10 Reasons Cooking in a Foreign Country is Awesome

IMG_1074I just got back from an amazing vacation on the beach in the Dominican Republic! Although we stayed a couple of nights at a beautiful hotel in Santo Domingo, most of our time was spent on the beach in Cabarete. My parents rented an awesome condo that was right on the beach. My family and I are what I consider ‘routine travelers.’ We like to pick a destination, rent a house there, and stay for an extended period of time. This allows us to develop a routine while there and really get to know the local culture and people. I’ve done it in Spain, Argentina, New York, Costa Rica, Bolivia, and now the Dominican Republic.
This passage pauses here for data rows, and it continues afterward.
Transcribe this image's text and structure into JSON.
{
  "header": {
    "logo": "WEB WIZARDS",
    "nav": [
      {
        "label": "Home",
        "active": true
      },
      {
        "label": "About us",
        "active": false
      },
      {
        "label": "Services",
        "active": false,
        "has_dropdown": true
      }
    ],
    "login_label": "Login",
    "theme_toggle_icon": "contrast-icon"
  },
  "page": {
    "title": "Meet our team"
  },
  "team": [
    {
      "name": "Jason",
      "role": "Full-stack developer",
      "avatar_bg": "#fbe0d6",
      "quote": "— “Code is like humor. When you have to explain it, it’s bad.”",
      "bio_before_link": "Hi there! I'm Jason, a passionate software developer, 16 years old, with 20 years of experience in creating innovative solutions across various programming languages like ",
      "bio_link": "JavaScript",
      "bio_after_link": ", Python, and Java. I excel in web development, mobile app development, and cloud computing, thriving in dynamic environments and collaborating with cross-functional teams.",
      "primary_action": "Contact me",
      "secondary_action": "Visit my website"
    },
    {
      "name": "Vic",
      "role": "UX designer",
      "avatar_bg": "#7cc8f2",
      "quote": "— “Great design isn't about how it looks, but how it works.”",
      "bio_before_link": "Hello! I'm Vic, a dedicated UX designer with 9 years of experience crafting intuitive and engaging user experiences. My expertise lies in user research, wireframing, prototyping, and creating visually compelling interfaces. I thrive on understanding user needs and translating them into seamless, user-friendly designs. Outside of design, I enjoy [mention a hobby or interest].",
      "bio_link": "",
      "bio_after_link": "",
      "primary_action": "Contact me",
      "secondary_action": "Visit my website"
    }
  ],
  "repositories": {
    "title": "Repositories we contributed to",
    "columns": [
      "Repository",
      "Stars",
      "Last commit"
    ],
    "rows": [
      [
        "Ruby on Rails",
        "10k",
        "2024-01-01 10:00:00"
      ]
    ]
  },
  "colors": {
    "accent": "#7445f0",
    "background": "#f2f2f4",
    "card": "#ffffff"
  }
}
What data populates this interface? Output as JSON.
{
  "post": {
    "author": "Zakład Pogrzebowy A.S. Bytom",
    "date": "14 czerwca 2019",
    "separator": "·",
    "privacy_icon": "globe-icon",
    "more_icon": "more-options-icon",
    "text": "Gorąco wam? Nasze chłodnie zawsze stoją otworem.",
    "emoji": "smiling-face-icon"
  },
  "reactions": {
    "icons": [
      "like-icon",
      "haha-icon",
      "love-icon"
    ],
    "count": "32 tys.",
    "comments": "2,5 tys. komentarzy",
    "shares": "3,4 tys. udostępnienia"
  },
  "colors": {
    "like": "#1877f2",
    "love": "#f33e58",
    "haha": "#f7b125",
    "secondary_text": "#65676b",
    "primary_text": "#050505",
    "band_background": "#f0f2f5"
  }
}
My favorite thing about staying in a house in one place is being able to cook. It’s challenging cooking in a foreign country — the cutting boards are always too small and there’s never essential cooking tools like tongs or a grill, but it’s also incredibly rewarding. I got really into cooking while living in Spain, so I find it refreshing to get back to my culinary roots and put myself to the test in an unknown place. During this last trip, I realized how awesome it is to cook in a foreign country. Here’s 10 reasons that prove my point:

  1. IMG_2861You’re on vacation, so there’s no pressure to create something impressive or elaborate.
  2. You’re on vacation, so you’re probably drinking the local beer (or wine or rum) while cooking.
  3. You get to check out the local markets. I especially love going to the fish and meat markets. It’s fascinating to see how the world handles their food.
  4. You get to experiment with new ingredients. If I hadn’t been cooking in a foreign countries, I probably would have never learned how to make octopus or whole roasted fish.
  5. It forces you to think outside the box. Last week, when trying to figure out how to cook whole blue fish, I found a great recipe for it seasoned with lemon, thyme, and parsley. However, those ingredients are not native to the tropical island climate, so I had to make some substitutions. I used lime, cilantro, and basil and the fish came out wonderfully!
  6. IMG_2904It forces you to be a more intuitive cook. When I’m at home, I’m always going to the store to purchase exactly what I need. Whole Foods is almost always open. But on vacation in a different country, with limited access to the market, I often cook with just what is on hand.
  7. It makes you appreciate everything you have at home. Last week, I made a giant vat of guacamole — enough to feed 20 people. As I was chopping tons of garlic, peppers, onion, and cilantro on a 4×8-inch cutting board, I couldn’t help but think of my oversized cutting board and food processor. I promise never to take them for granted again! Also, it’s really a luxury being able to use tap water. In the DR, we had to always use bottled or boiled water for cleaning produce and cooking.
  8. It encourages you to talk to the natives. While searching for the best sliced chorizo, I befriended the cute boy behind the deli counter.
  9. If you’re speaking a different language, you’ll learn new vocabulary! When selecting fish at the fish market, I had to figure out how to ask the monger to clean, scale, and gut the fish in Spanish.
  10. It validates your kitchen prowess. If I can make roast chicken for 12 while jet lag at a high altitude with a rink-i-dink oven that’s almost run out of gas, I can do anything!